Excellent post, with deep rich thoughts and citations, thank you for taking the time to write it all up! Especially your summaries and comparisons of points not explicitly stated in the links, they're gold. It rings true with what I learned working on TomTom Home based on xulrunner, and looking into the python/PyGTK/xulrunner/javascript integration stuff for the OLPC, used by the "Browse" activity.
Thanks, Don. I consider this high praise. I suppose I was unintentionally channelling your style. Just trying to provide synthesis and direct attention at some nuance that usually doesn't show up when this topic gets perennially brought to the fore.

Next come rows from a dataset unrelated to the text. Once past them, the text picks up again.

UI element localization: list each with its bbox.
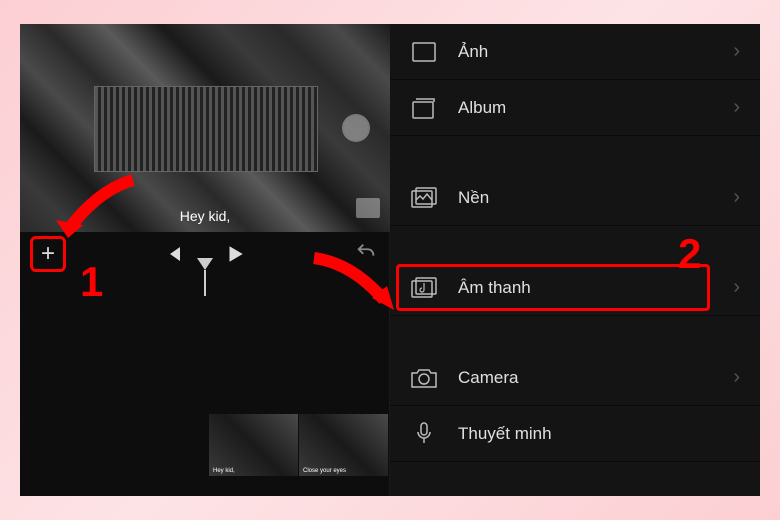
camera-icon — [410, 364, 438, 392]
menu-item-audio[interactable]: Âm thanh › — [390, 260, 760, 316]
microphone-icon — [410, 420, 438, 448]
video-frame — [20, 24, 390, 232]
record-indicator — [342, 114, 370, 142]
menu-label: Camera — [458, 368, 713, 388]
menu-label: Âm thanh — [458, 278, 713, 298]
album-icon — [410, 94, 438, 122]
media-menu-panel: Ảnh › Album › Nền › Âm thanh › — [390, 24, 760, 496]
chevron-right-icon: › — [733, 186, 740, 209]
menu-label: Thuyết minh — [458, 424, 740, 444]
clip-label: Close your eyes — [303, 468, 346, 474]
video-preview[interactable]: Hey kid, — [20, 24, 390, 232]
subtitle-text: Hey kid, — [180, 208, 231, 224]
playhead[interactable] — [197, 258, 213, 296]
timeline-clip[interactable]: Hey kid, Close your eyes — [209, 414, 389, 476]
text-tool-icon[interactable] — [356, 198, 380, 218]
timeline[interactable]: Hey kid, Close your eyes — [20, 276, 389, 496]
clip-label: Hey kid, — [213, 468, 235, 474]
menu-label: Ảnh — [458, 42, 713, 62]
image-icon — [410, 38, 438, 66]
menu-item-album[interactable]: Album › — [390, 80, 760, 136]
previous-button[interactable] — [164, 244, 184, 264]
chevron-right-icon: › — [733, 276, 740, 299]
add-media-button[interactable]: + — [32, 238, 64, 270]
audio-icon — [410, 274, 438, 302]
menu-label: Album — [458, 98, 713, 118]
editor-panel: Hey kid, + — [20, 24, 390, 496]
chevron-right-icon: › — [733, 40, 740, 63]
chevron-right-icon: › — [733, 96, 740, 119]
menu-item-camera[interactable]: Camera › — [390, 350, 760, 406]
menu-item-voiceover[interactable]: Thuyết minh — [390, 406, 760, 462]
undo-button[interactable] — [355, 241, 377, 268]
menu-label: Nền — [458, 188, 713, 208]
annotation-highlight-1 — [30, 236, 66, 272]
menu-item-image[interactable]: Ảnh › — [390, 24, 760, 80]
chevron-right-icon: › — [733, 366, 740, 389]
play-button[interactable] — [224, 243, 246, 265]
menu-item-background[interactable]: Nền › — [390, 170, 760, 226]
background-icon — [410, 184, 438, 212]
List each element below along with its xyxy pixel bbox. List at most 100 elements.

Messy as my piece above is, hopefully there's enough there and/or it's received at a deep enough level for a sufficient number of folks that it doesn't smolder out. There's a flame here that I'd like to see kept alive and hopefully renewed, ideally at a frequency matching how often these discussions periodically reappear, or at a minimum some fraction of that—at least until we've arrived in utopia.
>The View Source button fn-space and some alternative key combinations in particular activities allow one to look behind the activity, peeling away layers of abstraction in order to reveal the underlying codebase which makes it tick. This feature will integrate cleanly with the Develop activity, encouraging children to view, modify, and redistribute variations on the activities they use. Through collaboration and sharing, a garden of home grown activities will begin to develop on the laptops, created by the children themselves.